/dawn

Data Analysis Workflow Navigation

OtherNOASSERTION

Data Analysis Workflow Navigation

Author: Dan Gisolfi
Description:A collection of of research templates for navigating the workflow activities for various types of data analysis projects.
Repo Name:dawn
License:New BSD, See License file.

Motivation

The analysis of data is a process of inspecting, cleaning, transforming, and modeling data where the objective may be to discover useful information, suggest conclusions, and/or support decision making. Data analysis has multiple facts and approaches, encompassing diverse techniques under a variety of names, in different business, science, statistical and social science domains.

Researchers in these domains tend to organize their work differently and produce dissimilar artifacts. Yet each domain researcher is challenged with a very basic and important metric, time-to-value:

  • How much time is required to go from problem definition to actionable insights?
  • How much time is required to develop and package reproducible research?
  • How much time is required to synthesize research into a written artifact (report, proposal, etc)?

Purpose

Provide a collection of general purpose or domain specific workflow templates that will help navigate a data analysis project. These templates are meant to serve as guides for the project. The guides are provided based on experience to help others organize data analysis projects and the artifacts (insights, plots, code, etc) of the endeavor.

The benefits of the guides are:

  • Analytical consistency
  • Research organization and navigation
  • Reduced time-to-value

The guides included in dawn are language and platform neutral. The intent here is to focus on the workflow tasks and observations for a data analysis project. While a guide may be derived from an R markdown file, for example, the content of the guide should be reusable in a variety of interactive analytical tools such as iClojure, iPython, and iScala, and RStudio.

Guides

The following workflow navigation templates are included:

  • Reproducible Analysis Navigation Template (rant)
  • Rapid Business Insights (rbi)
  • Systems Development Life Cycle (sdlc)

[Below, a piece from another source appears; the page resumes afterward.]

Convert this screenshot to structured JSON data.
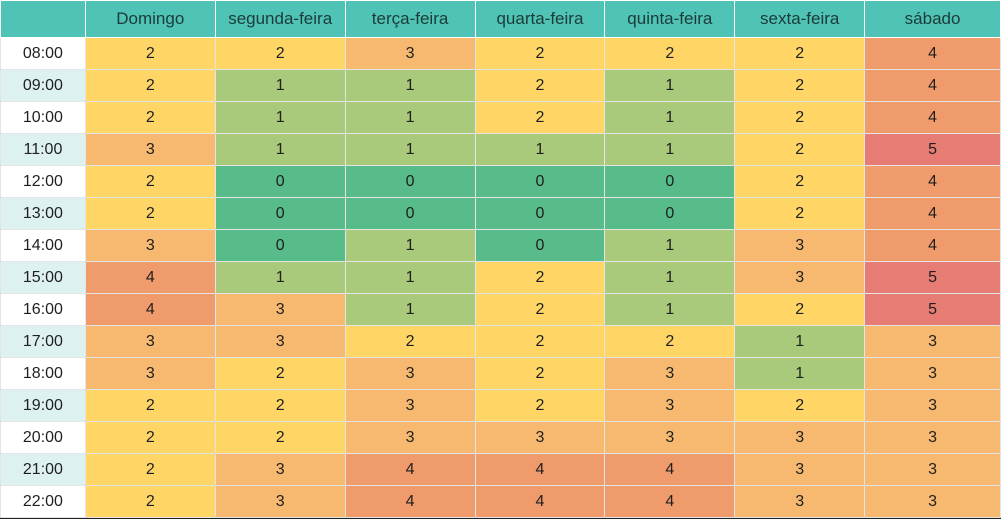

Each guide package contains:

  • README.rst - A Restructured Text file describing purpose of the guide
  • <name>_guide.<ext> - One or more guide template file, where <name> is the name of the guide and <ext> is the type of file (.txt, .md, .ipynb, etc)

Additionally, guide packages may also incude:

  • Sample use cases

License

The use and distribution terms for this software are covered by the "New BSD" license which can be found in the file LICENSE at the root of this distribution. By using this software in any fashion, you are agreeing to be bound by the terms of this license. You must not remove this notice, or any other, from this software.

Getting Started

Data Analyst

  1. Clone the latest master branch from GitHub
  2. Open your favorite interactive analysis tool
  3. Open the <guide_name>_guide.md file
  4. Begin your data analysis activity

Guide Developer

Contributors, if in agreement with the License terms, are encouraged to fork the code and send GitHub pull requests.

Epilogue

As a designated trail in the woods, these guides mark a path once taken. There is no harm in deviating from an existing guide or in the establishment of a new one. If a guide is only needed to get you get started, then the guide has served it's purpose.

"An investigator starts research in a new field with faith, a foggy idea, and a few wild experiments. Eventually the interplay of negative and positive results guides the work. By the time the research is completed, he or she knows how it should have been started and conducted." - Donald Cram, American Chemist and 1987 Nobel Prize Winner.